|Continuing the White Trash Drama
here are few stories yet to be told.
|Here's a little bit...
As Bobby Lee Curtis is about to change the world he knows, memories of his six siblings and Mom, the town drunk, overwhelm him. “Granny Boop’s Big House,” the hot pink dwelling
they called home would vibrate with the sheer joy of living despite the sadness they faced almost daily. Now thirty five, he frets in his Washington DC apartment contemplating his
imminent move to Florida. With his exotic dark lover at his side providing him with much needed courage, Bobby is determined.
Like most “Poor White Trash,” the Curtis family knows true love, fear and alcohol all too well. Alas, being a life time member, Mom spends the government checks at the VFW. The
unique existence she provides her offspring is akin to something stuck on your shoe that won't scrape off. Imagination, risk and neglect both teach and entertain these kids. They play
“Nigger in the Street,” smoke pot and enjoy the Beach Boys. Spy on Bobby Lee through the key hole as he explores the forbidden dark corners and discovers a truth he was never taught.
Escaping Mom's clutches, the Party really gets started for Bobby. Moving often and looking for love in all the wrong places, a long line of men wreak havoc on his body and spirit. With
the rest of the gang now gone their separate ways, he and Lorna Sue, find themselves the sole occupants of the Big House with Mom. His sexual freedom explodes. A chance roof top
encounter leads Bobby to the Wild Side and his “practice boyfriend,” who is on a search for his lost Christian soul. On DuPont Circle, AIDS finds its way into Bobby’s home and death
brings on a sobering change to his perspective. He becomes frantic in his search for happiness.
As if ordained, Marlowe the loyal best friend shows up wearing an AC/DC T-shirt and they become inseparable. After the demise of Bobby’s lover, the boys find a new best friend,
Richard, with an extra row of eyelashes and dashing southern ways. Allied, these compatriots now face life in the city as one.
Through the decades Bobby Lee takes pains to keep in touch with the tribe as it continues to grow. Cynthia Margaret the oldest, a “wannabe” saint, takes on the awesome responsibility
of teaching them all about the Cross. Tommy Gene, next in line, is lost early. His attempts at being a brother are meager at best. Mabel Jean, the middle child runs Mom’s personal Taxi
until the end but remains constantly in the shadow of the Big One. Lost in the mountains is Lorna Sue, the Redneck baby of the family.

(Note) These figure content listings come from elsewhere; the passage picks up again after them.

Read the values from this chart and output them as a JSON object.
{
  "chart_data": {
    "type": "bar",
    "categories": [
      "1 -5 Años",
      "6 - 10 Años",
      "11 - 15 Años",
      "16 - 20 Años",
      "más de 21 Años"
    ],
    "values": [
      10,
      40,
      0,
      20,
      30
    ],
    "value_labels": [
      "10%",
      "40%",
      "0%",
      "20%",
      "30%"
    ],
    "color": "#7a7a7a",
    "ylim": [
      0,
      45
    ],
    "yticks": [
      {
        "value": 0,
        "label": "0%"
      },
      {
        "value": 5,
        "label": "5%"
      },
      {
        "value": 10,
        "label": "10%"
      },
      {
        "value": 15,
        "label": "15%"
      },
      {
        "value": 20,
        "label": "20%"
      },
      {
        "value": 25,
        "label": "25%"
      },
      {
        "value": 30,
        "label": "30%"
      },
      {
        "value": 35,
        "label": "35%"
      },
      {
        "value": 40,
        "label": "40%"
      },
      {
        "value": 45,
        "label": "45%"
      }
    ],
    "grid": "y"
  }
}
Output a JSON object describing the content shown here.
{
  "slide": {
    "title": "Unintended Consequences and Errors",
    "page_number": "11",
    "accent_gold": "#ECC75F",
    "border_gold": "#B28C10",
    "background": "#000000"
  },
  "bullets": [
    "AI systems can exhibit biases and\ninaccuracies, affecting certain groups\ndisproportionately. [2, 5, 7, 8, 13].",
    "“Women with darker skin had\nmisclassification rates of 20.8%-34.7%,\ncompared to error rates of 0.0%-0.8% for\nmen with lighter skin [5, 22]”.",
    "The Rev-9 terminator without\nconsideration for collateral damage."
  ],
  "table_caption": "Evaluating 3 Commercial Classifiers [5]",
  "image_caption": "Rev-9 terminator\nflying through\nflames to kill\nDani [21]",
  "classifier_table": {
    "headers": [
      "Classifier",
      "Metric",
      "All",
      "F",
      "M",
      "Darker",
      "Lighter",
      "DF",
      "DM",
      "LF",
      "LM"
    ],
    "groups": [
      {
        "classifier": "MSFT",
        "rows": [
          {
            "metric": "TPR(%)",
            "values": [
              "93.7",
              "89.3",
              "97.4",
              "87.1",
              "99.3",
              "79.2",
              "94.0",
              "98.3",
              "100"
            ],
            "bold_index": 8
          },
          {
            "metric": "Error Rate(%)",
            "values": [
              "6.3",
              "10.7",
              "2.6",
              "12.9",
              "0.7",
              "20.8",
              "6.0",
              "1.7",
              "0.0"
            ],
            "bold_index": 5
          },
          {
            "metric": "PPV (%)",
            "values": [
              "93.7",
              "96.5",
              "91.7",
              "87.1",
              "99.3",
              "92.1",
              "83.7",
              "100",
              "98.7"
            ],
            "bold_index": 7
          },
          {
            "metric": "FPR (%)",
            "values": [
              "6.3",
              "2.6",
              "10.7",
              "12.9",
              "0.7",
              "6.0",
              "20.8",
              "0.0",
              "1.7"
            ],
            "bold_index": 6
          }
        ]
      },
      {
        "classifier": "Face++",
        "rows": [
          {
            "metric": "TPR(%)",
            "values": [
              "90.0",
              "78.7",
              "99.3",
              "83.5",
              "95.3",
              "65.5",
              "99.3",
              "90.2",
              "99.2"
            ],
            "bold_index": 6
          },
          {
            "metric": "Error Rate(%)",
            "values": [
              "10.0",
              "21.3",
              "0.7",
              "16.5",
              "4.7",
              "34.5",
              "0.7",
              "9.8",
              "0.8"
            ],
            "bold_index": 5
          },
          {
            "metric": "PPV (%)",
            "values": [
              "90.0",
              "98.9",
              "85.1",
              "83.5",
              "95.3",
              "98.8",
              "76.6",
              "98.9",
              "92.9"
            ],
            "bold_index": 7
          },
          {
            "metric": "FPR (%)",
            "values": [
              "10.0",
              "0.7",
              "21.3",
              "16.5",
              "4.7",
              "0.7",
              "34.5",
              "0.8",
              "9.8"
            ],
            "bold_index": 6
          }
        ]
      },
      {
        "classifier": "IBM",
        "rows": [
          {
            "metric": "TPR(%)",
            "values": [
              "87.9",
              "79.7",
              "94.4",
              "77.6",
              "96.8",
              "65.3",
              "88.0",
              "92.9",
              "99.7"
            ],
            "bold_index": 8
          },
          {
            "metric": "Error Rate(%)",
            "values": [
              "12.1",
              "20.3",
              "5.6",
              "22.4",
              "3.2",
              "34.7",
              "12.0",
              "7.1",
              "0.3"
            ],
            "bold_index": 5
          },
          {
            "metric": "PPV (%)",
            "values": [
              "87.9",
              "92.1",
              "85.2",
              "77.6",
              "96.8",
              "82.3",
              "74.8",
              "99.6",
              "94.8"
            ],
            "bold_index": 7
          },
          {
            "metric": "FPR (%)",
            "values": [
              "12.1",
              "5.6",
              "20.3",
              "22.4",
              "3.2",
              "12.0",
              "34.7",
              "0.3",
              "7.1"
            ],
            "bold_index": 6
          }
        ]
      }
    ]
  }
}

With a crisp witty tongue, Bobby Lee lays bare this unique hierarchy. Eagerly supporting him are the Good Witch, Linda Sue and his brother Stanley Douglas. Adrift, the clan loses their
anchor and the map is lost with her. The new millennium takes a toll on our survivor. Lost in Florida, his Momma passes, his Fag Hag returns to England and his beloved Duran suddenly
wants to stop pretending.
After Cynthia spends years selling Mom’s little shack, the rift in the family is complete. The very thing Betty Jean had been afraid of comes to pass. Despite that Bobby’s personal
family triangle remains intact and strong, as he and Stanley survive heart breaking divorces and Linda Sue continues to fight her own inevitable outcome.
Finally ready to leave the Beach, Bobby unwittingly takes his seat on a roller coaster. Saying good-bye to Florida and Duran is actually easy and now of course, there is Gregorio. The two
of them buckle up and run off to DC, stopping in Tampa, Chicago, Atlanta, a moment in New England, and that weekend in Key West. This journey is enlightening for Bobby as he
comes to understand he is still searching for something.
Witness a darker side of America filled with conditional love, slutty gay boys, pot heads, the VFW and White Trash. All seven children manage to make it through despite having nothing
in the kitchen but free Coca-Cola from Mom’s job, hot dogs and Captain Crunch. “Growing up Gay White Trash and Liking it,” was not easy but certainly a lot of fun!